El regreso de una conocida

En el mirador de lo alto del parque, donde temprano esa mañana Regina había decidido llevar a Emma para hacerle un regalo, las señales de la próxima primavera distraen a la escritora, arrebatándole la ansiedad. Regina estaba atenta en el camino que llevaba a la entrada del mirador, sus oídos se inundaban con el sonido de los árboles balanceándose al ritmo del baile de los vientos. ¿Y si Emma no aparecía? ¿Y si ella ha tenido algún problema en casa? ¿Y si se había olvidado de la cita marcada? Parecía mejor prestar atención al ruido de los árboles e imaginar una bonita escena para Íntimamente que torturarse con las dudas, pero el amor tenía eso, ¿no? La pasión dudaba hasta de lo obvio.

Cuando se levantó del banco, se dio cuenta de que estaba ansiosa como nunca en la vida. Sacó la pequeña cajita de regalo de dentro del bolsillo del largo abrigo y la miró, pensando en la reacción de Emma al recibir la gargantilla de plata. Como mínimo iba a gustarle. Regina sonrió involuntariamente y lo notó cuando sintió la fuerte presencia de alguien a sus espaldas.

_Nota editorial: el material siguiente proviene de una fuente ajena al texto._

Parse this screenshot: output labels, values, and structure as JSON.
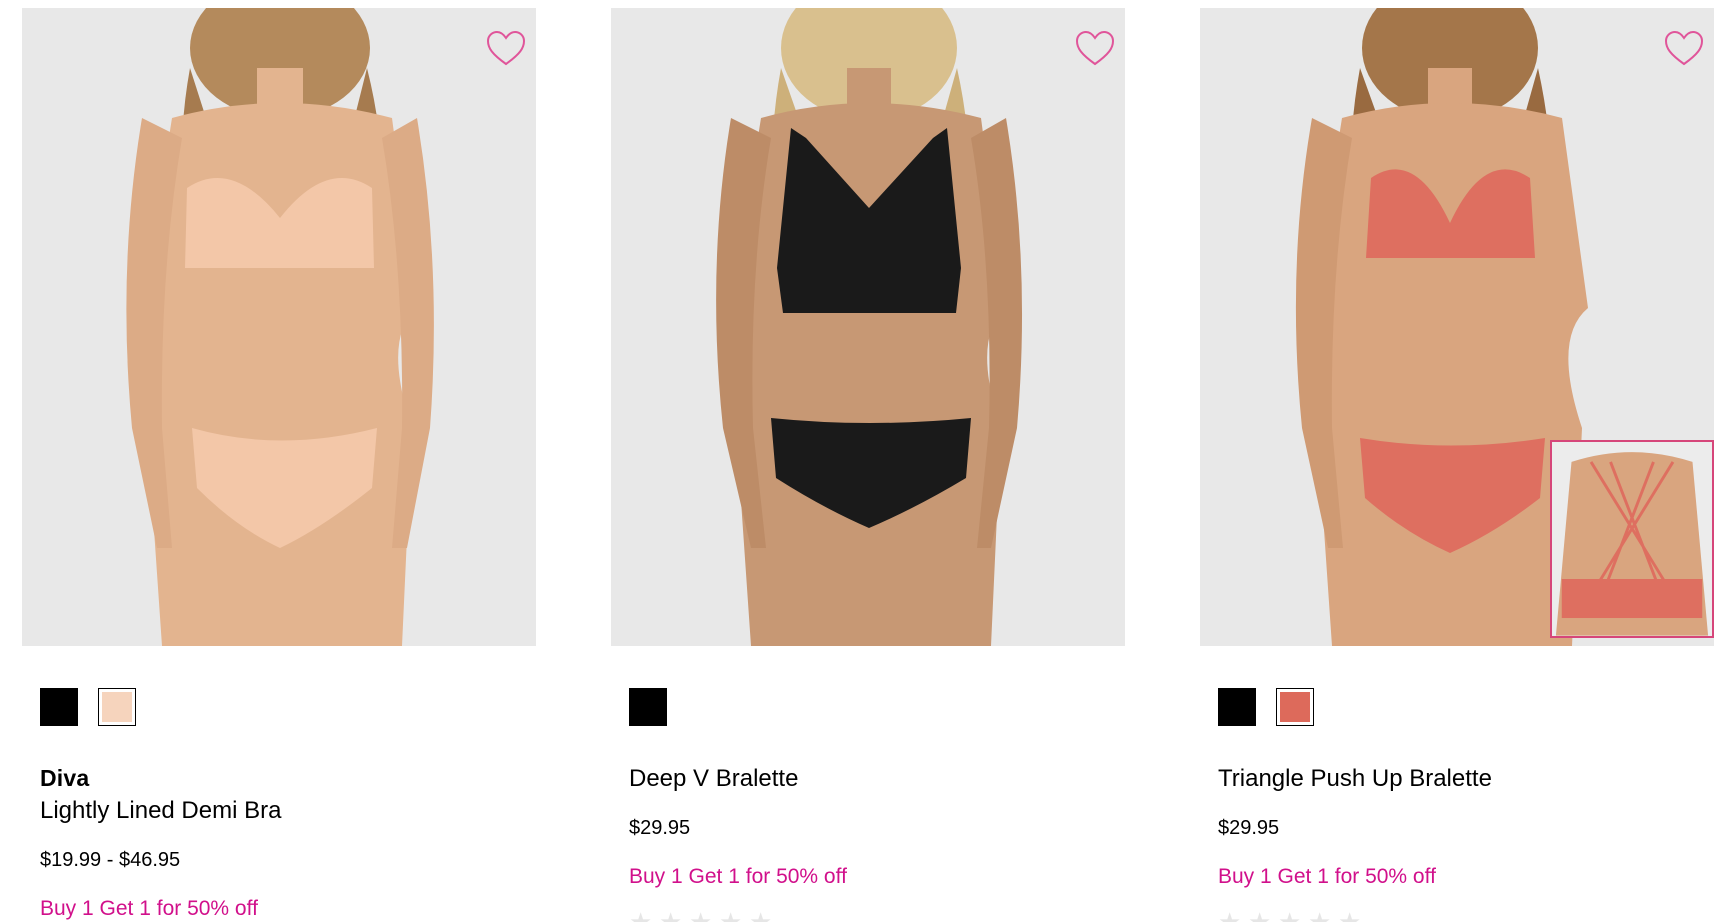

Emma sonreía incluso antes de que Regina se girara para verla. La una caminó hacia la otra, tocándose inmediatamente, envolviéndose en un abrazo interminable, sus rostros, como la seda, acariciándose.

‒ Explícame una cosa‒ pidió la joven, rozando su mejilla en la de la mujer, como un gato mimoso.

‒ Todas las cosas del mundo si pudiera‒ la sra. Mills sonrió con los ojos cerrados y con una satisfacción que henchía su pecho.

‒ ¿Por qué esto es tan bueno? Me siento tan feliz cuando te veo.

‒ Yo también, y la explicación la encuentras cuanto más sientas.

Se miraron, y Regina la besó sin prisa.

‒ Tengo algo para ti‒ dijo, interrumpiendo el beso para enseñarle el regalo ‒ Date la vuelta

‒ ¿Qué es esto? Tú…¿No es algo de valor, verdad, Regina?

La mujer no respondió a la preocupación de la muchacha y sacó la gargantilla de la caja, y se la colocó al cuello mientras ella se agarraba el pelo en lo alto.

‒ Tiene valor, valor sentimental.

Emma se giró, tocando el metal de la gargantilla. Era delicada, fina y apenas se la notaba rozando la piel del cuello. Brillaba un poco cuando la luz del sol golpeaba en ella.

‒ Una gargantilla‒ la muchacha sonrió, girándose y colgándose en Regina ‒ ¡La encuentro preciosa! Gracias‒ se lo agradeció con un nuevo beso para nada prudente.

Si pudieran se quedarían besándose todo el día, agotando cada músculo del cuerpo con la lujuria que los besos provocaban.

‒ Sospeché que no te iba a gustar recibir algo caro, así que la gargantilla fue mi mejor opción‒ dijo Regina, desprendiéndose de los labios de la muchacha por un momento.

‒ Menos mal que sabes que nunca aceptaría algo que pase de cincuenta dólares. Es más, cincuenta ya es mucho para gastarse en mí.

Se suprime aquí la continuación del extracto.